Having a chronic medical condition is hard enough to deal with, but when it prevents you from earning a living, it can create even more anxiety as well as severe financial hardship.
In many cases, people with debilitating medical ailments are entitled to receive Social Security Disability Insurance (SSDI) benefits.
People of all ages are eligible for SSDI
Some people wrongly confuse SSDI benefits with the Social Security benefits they receive after retirement. Others don’t apply due to the complicated paperwork. Here are the primary requirements:
Work credits: Most workers must have at least 40 credits – 20 of which must be earned in the past 10 years – based on wages received from jobs covered under Social Security. Credits work like this:
- One credit results for every $1,470 in wages earned
- You earn four credits when you’ve earned $5,880
- You can earn up to four credits per year
- Younger workers can qualify with fewer credits
Disability requirements: SSDI rules consider someone “disabled” when:
- They are unable to do the work they did before the medical condition surfaced
- They cannot adjust to other types of work due to the ailment
- The disability will last or has already lasted for at least one year, or it is expected to result in death
Five questions you must answer
To determine eligibility, the Social Security Administration (SSA) asks applicants these questions:
- Are you working?
- Is your condition severe?
- Is your condition found in the list of disabling conditions?
- Can you do the work you previously did?
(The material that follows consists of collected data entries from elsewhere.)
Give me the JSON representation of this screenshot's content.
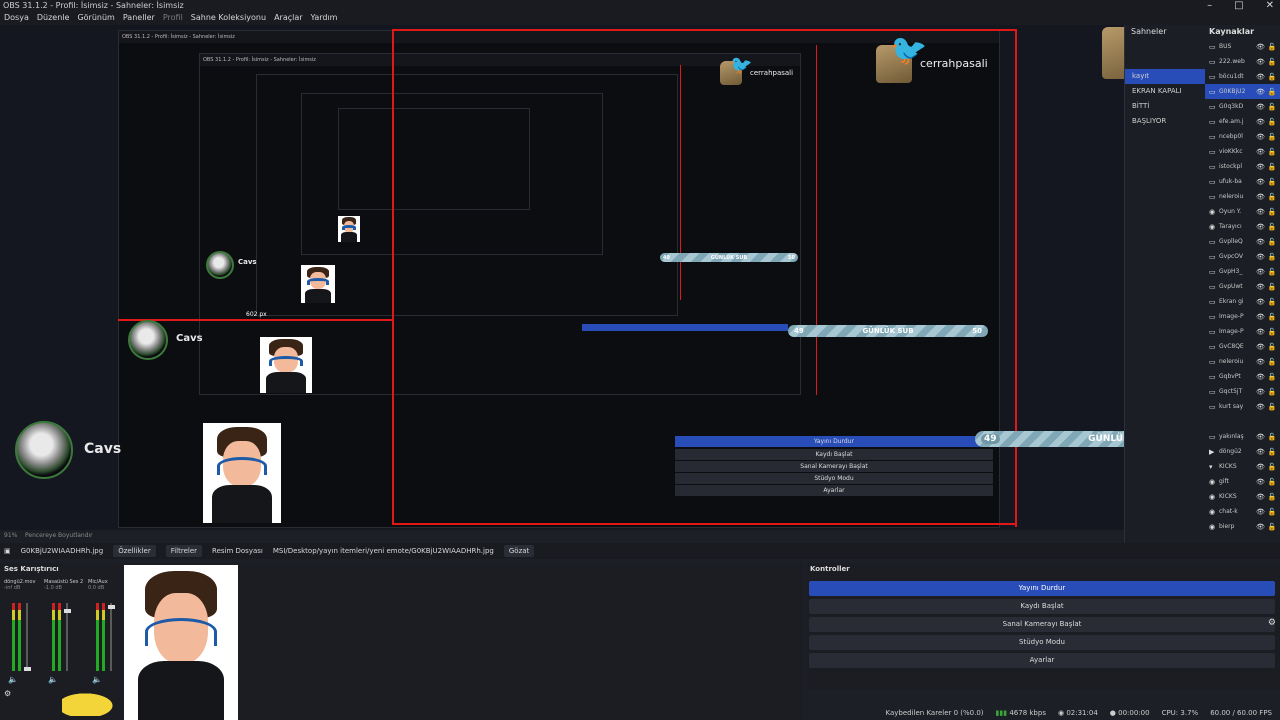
{
  "window": {
    "title": "OBS 31.1.2 - Profil: İsimsiz - Sahneler: İsimsiz",
    "minimize": "–",
    "maximize": "□",
    "close": "✕"
  },
  "menu": [
    "Dosya",
    "Düzenle",
    "Görünüm",
    "Paneller",
    "Profil",
    "Sahne Koleksiyonu",
    "Araçlar",
    "Yardım"
  ],
  "preview": {
    "overlay_label": "GÜNLÜK SUB",
    "overlay_left": "49",
    "overlay_right": "50",
    "overlay_left_small": "49",
    "overlay_right_small": "50",
    "cavs": "Cavs",
    "handle": "cerrahpasali",
    "size_label": "602 px",
    "nested_window_title": "OBS 31.1.2 - Profil: İsimsiz - Sahneler: İsimsiz"
  },
  "scenes": {
    "header": "Sahneler",
    "items": [
      "kayıt",
      "EKRAN KAPALI",
      "BİTTİ",
      "BAŞLIYOR"
    ],
    "selected_index": 0
  },
  "sources": {
    "header": "Kaynaklar",
    "items": [
      {
        "name": "BUS",
        "icon": "▭"
      },
      {
        "name": "222.web",
        "icon": "▭"
      },
      {
        "name": "böcu1dt",
        "icon": "▭"
      },
      {
        "name": "G0KBjU2",
        "icon": "▭"
      },
      {
        "name": "G0q3kD",
        "icon": "▭"
      },
      {
        "name": "efe.am.j",
        "icon": "▭"
      },
      {
        "name": "ncebp0l",
        "icon": "▭"
      },
      {
        "name": "vioKKkc",
        "icon": "▭"
      },
      {
        "name": "istockpl",
        "icon": "▭"
      },
      {
        "name": "ufuk-ba",
        "icon": "▭"
      },
      {
        "name": "neleroiu",
        "icon": "▭"
      },
      {
        "name": "Oyun Y.",
        "icon": "◉"
      },
      {
        "name": "Tarayıcı",
        "icon": "◉"
      },
      {
        "name": "GvplleQ",
        "icon": "▭"
      },
      {
        "name": "GvpcOV",
        "icon": "▭"
      },
      {
        "name": "GvpH3_",
        "icon": "▭"
      },
      {
        "name": "GvpUwt",
        "icon": "▭"
      },
      {
        "name": "Ekran gi",
        "icon": "▭"
      },
      {
        "name": "Image-P",
        "icon": "▭"
      },
      {
        "name": "Image-P",
        "icon": "▭"
      },
      {
        "name": "GvC8QE",
        "icon": "▭"
      },
      {
        "name": "neleroiu",
        "icon": "▭"
      },
      {
        "name": "GqbvPt",
        "icon": "▭"
      },
      {
        "name": "Gqct5jT",
        "icon": "▭"
      },
      {
        "name": "kurt say",
        "icon": "▭"
      },
      {
        "name": "",
        "icon": ""
      },
      {
        "name": "yakınlaş",
        "icon": "▭"
      },
      {
        "name": "döngü2",
        "icon": "▶"
      },
      {
        "name": "KICKS",
        "icon": "▾"
      },
      {
        "name": "gift",
        "icon": "◉"
      },
      {
        "name": "KICKS",
        "icon": "◉"
      },
      {
        "name": "chat-k",
        "icon": "◉"
      },
      {
        "name": "bierp",
        "icon": "◉"
      }
    ],
    "selected_index": 3
  },
  "zoom": {
    "percent": "91%",
    "fit_label": "Pencereye Boyutlandır"
  },
  "props": {
    "source_name": "G0KBjU2WIAADHRh.jpg",
    "properties": "Özellikler",
    "filters": "Filtreler",
    "image_file_label": "Resim Dosyası",
    "image_path": "MSI/Desktop/yayın itemleri/yeni emote/G0KBjU2WIAADHRh.jpg",
    "browse": "Gözat"
  },
  "mixer": {
    "header": "Ses Karıştırıcı",
    "channels": [
      {
        "name": "döngü2.mov",
        "db": "-inf dB"
      },
      {
        "name": "Masaüstü Ses 2",
        "db": "-1.0 dB"
      },
      {
        "name": "Mic/Aux",
        "db": "0.0 dB"
      }
    ]
  },
  "controls": {
    "header": "Kontroller",
    "buttons": [
      "Yayını Durdur",
      "Kaydı Başlat",
      "Sanal Kamerayı Başlat",
      "Stüdyo Modu",
      "Ayarlar"
    ]
  },
  "status": {
    "dropped_frames": "Kaybedilen Kareler 0 (%0.0)",
    "bitrate": "4678 kbps",
    "stream_time": "02:31:04",
    "record_time": "00:00:00",
    "cpu": "CPU: 3.7%",
    "fps": "60.00 / 60.00 FPS"
  },
  "colors": {
    "accent": "#284cb8",
    "red_guides": "#e01818",
    "twitter": "#37a6f2"
  }
}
- Can you do any other type of work?
Conditions that qualify
The SSA recognizes a wide variety of qualifying disabilities, including common conditions like permanent back injuries and heart disease, as well as many rare conditions. The best source to see whether your condition qualifies is the Social Security Blue Book, which you can access online.
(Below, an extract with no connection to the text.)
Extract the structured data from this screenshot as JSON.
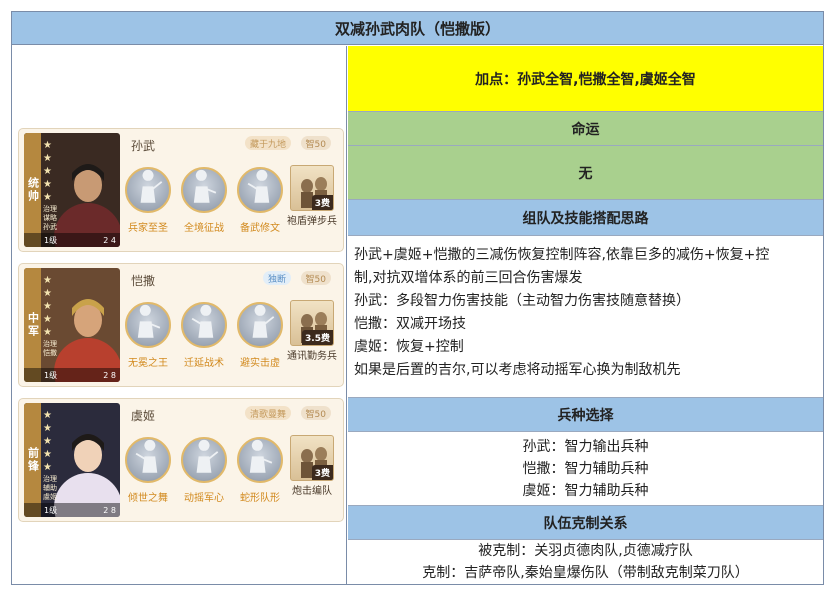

The Blue Book divides qualifying types of disorders and diseases into 14 categories. Part A covers adult illnesses, injuries and conditions. Part B for disabled children contains those same sections and adds a child-specific category.
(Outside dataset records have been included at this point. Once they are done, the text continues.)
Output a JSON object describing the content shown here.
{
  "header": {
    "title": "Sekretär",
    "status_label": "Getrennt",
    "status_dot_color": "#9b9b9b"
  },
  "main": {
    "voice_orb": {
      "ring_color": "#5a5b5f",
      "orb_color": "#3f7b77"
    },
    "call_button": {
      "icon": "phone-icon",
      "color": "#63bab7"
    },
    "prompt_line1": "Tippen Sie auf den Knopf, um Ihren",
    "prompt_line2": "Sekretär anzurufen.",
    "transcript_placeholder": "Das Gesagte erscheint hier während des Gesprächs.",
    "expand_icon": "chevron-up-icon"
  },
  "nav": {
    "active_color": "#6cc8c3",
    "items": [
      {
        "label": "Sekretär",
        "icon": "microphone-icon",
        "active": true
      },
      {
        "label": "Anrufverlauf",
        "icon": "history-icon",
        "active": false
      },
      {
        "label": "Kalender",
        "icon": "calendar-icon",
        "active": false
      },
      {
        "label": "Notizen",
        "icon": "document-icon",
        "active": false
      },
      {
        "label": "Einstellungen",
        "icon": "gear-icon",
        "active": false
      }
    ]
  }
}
Don’t be discouraged from seeking benefits
While dozens of medical conditions are listed in the Blue Book, you may still qualify for benefits if your condition is not listed. Compassionate allowances can also result for those whose unlisted illness or injury still meets the disability standard.
Rejections are common for many first-time applicants, causing confusion and frustration. That’s why it’s advisable to work with an experienced lawyer who understands SSDI and the requirements for receiving benefits. Your lawyer can help you file the paperwork or handle appeals after a denial.